What a great article/blog/project!
As a mom who has nursed her two children and is currently nursing and who fought very hard to do it, this is an important issue to me. I’m not, as they call it, a “lactivist”. I believe that decisions about the way in which you care for your children are as varied as the families that are out there and the issues big and small that impact them, and that most parents have the best interest of their kids at heart no matter what decisions they make, and that most kids end up more or less just fine regardless. But I also think it’s really obvious that this really cool, really natural thing is what’s best for kids, and that we should individually and corporately support breastfeeding in whatever way we can. And that can come in the form of education, paid and longer maternity leaves, breastfeeding-friendly hospitals, natural drug-free birth, greater community where young girls can see nursing mothers nurse, the general cultural normalization of breastfeeding, nursing or pumping breaks for nursing mothers at work, etc. It just makes sense that if we want a healthy population, that we would do this pretty easy, low-cost thing.
I hadn’t really planned on nursing longer than three months when Big E was born. But then his birth ended up being this really difficult thing for both me and him and for my husband, too. And all totally unnecessarily. And that’s another post, but there was so much anger and trauma over what happened to the three of us, that I made it my mission to have a great breastfeeding relationship. For all of the obvious reasons listed in the article above, but also as a way of healing the three of us and as a way of kind of sticking it to the hospital that screwed us (and also tried to interfere in our BFing). And then three months rolled around and became six and became 12…
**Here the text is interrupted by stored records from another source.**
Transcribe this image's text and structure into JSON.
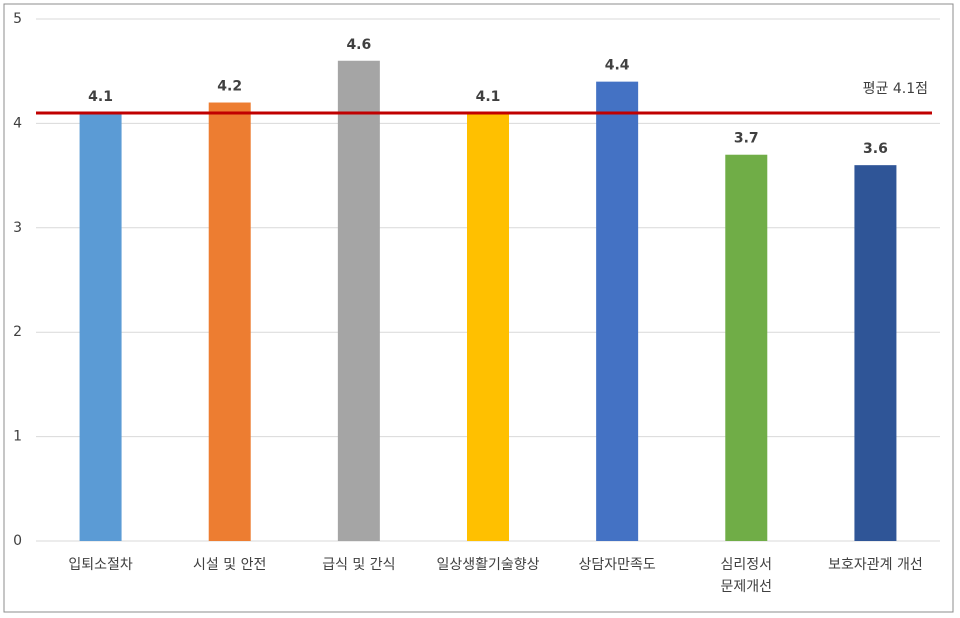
{
  "chart_data": {
    "type": "bar",
    "categories": [
      "입퇴소절차",
      "시설 및 안전",
      "급식 및 간식",
      "일상생활기술향상",
      "상담자만족도",
      "심리정서\n문제개선",
      "보호자관계 개선"
    ],
    "values": [
      4.1,
      4.2,
      4.6,
      4.1,
      4.4,
      3.7,
      3.6
    ],
    "colors": [
      "#5b9bd5",
      "#ed7d31",
      "#a5a5a5",
      "#ffc000",
      "#4472c4",
      "#70ad47",
      "#2f5597"
    ],
    "ylim": [
      0,
      5
    ],
    "yticks": [
      0,
      1,
      2,
      3,
      4,
      5
    ],
    "grid": true,
    "reference_line": {
      "value": 4.1,
      "label": "평균 4.1점",
      "color": "#c00000"
    }
  }
}
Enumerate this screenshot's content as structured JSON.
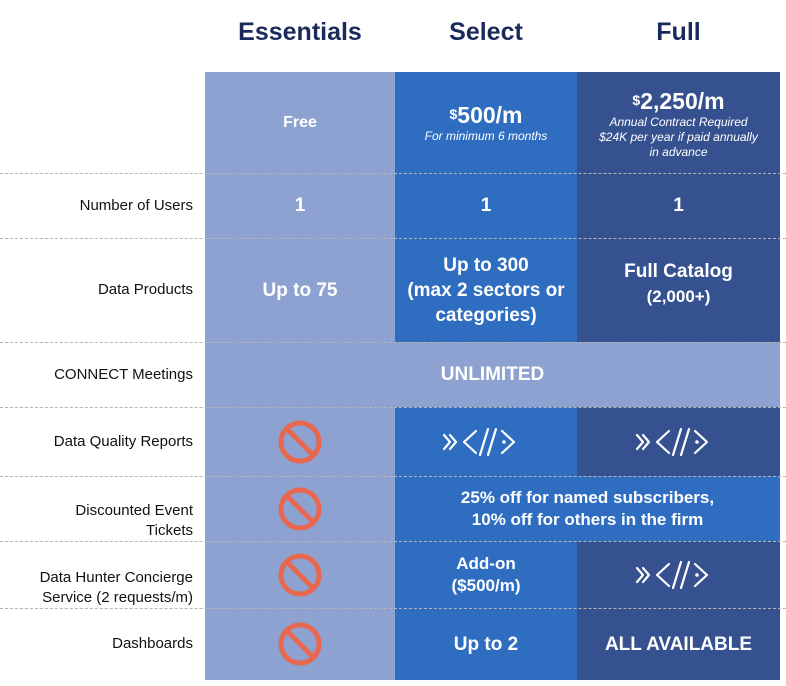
{
  "tiers": {
    "essentials": "Essentials",
    "select": "Select",
    "full": "Full"
  },
  "pricing": {
    "essentials": "Free",
    "select_symbol": "$",
    "select_amount": "500/m",
    "select_note": "For minimum 6 months",
    "full_symbol": "$",
    "full_amount": "2,250/m",
    "full_note_1": "Annual Contract Required",
    "full_note_2": "$24K per year if paid annually",
    "full_note_3": "in advance"
  },
  "rows": {
    "users": {
      "label": "Number of Users",
      "essentials": "1",
      "select": "1",
      "full": "1"
    },
    "products": {
      "label": "Data Products",
      "essentials": "Up to 75",
      "select_1": "Up to 300",
      "select_2": "(max 2 sectors or",
      "select_3": "categories)",
      "full_1": "Full Catalog",
      "full_2": "(2,000+)"
    },
    "meetings": {
      "label": "CONNECT Meetings",
      "all": "UNLIMITED"
    },
    "quality": {
      "label": "Data Quality Reports"
    },
    "tickets": {
      "label_1": "Discounted Event",
      "label_2": "Tickets",
      "merged_1": "25% off for named subscribers,",
      "merged_2": "10% off for others in the firm"
    },
    "concierge": {
      "label_1": "Data Hunter Concierge",
      "label_2": "Service (2 requests/m)",
      "select_1": "Add-on",
      "select_2": "($500/m)"
    },
    "dashboards": {
      "label": "Dashboards",
      "select": "Up to 2",
      "full": "ALL AVAILABLE"
    }
  },
  "colors": {
    "essentials_bg": "#8ea2d2",
    "select_bg": "#2f6dc0",
    "full_bg": "#36518f",
    "header_text": "#1b2a5c",
    "not_included_icon": "#e8674f"
  },
  "icons": {
    "not_included": "prohibited-icon",
    "included": "code-icon"
  }
}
I’m really, really, REALLY lucky that we had a very supportive and knowledgeable pediatrician and that we knew (and could afford) one of the best lactation consultants out there who came to our home and held my hand and had us sorted out in about 10 minutes. And when I encountered problems over the next three years, she offered support by phone and email and referred me to a doctor specializing in breastfeeding medical issues. I also had the support of my husband, mother, sister (who gave me a very expensive breast pump) and best friend. And I was plugged into an incredibly supportive online community of mothers with children the same age as mine (one of whom even sent me a pump bag when the zipper on mine gave out). And I live in a state that mandates pumping breaks for working mothers whose child is under the age of three. And I have the kind of temperament that doesn’t like being told no (which I was, several times). And I also had loads of information both before my son was born and after.
And then when Little N was born, it was a drug-free home birth with experienced midwives who fully support breastfeeding. And now because he is deathly allergic to dairy and also allergic to soy, I was (pretty much!) commanded by our current pediatrician and by his allergist to continue nursing him until he’s two years old. And I was so happy I could say, “No problem!”
I wish every mother that wants to nurse the advantages that I’ve had.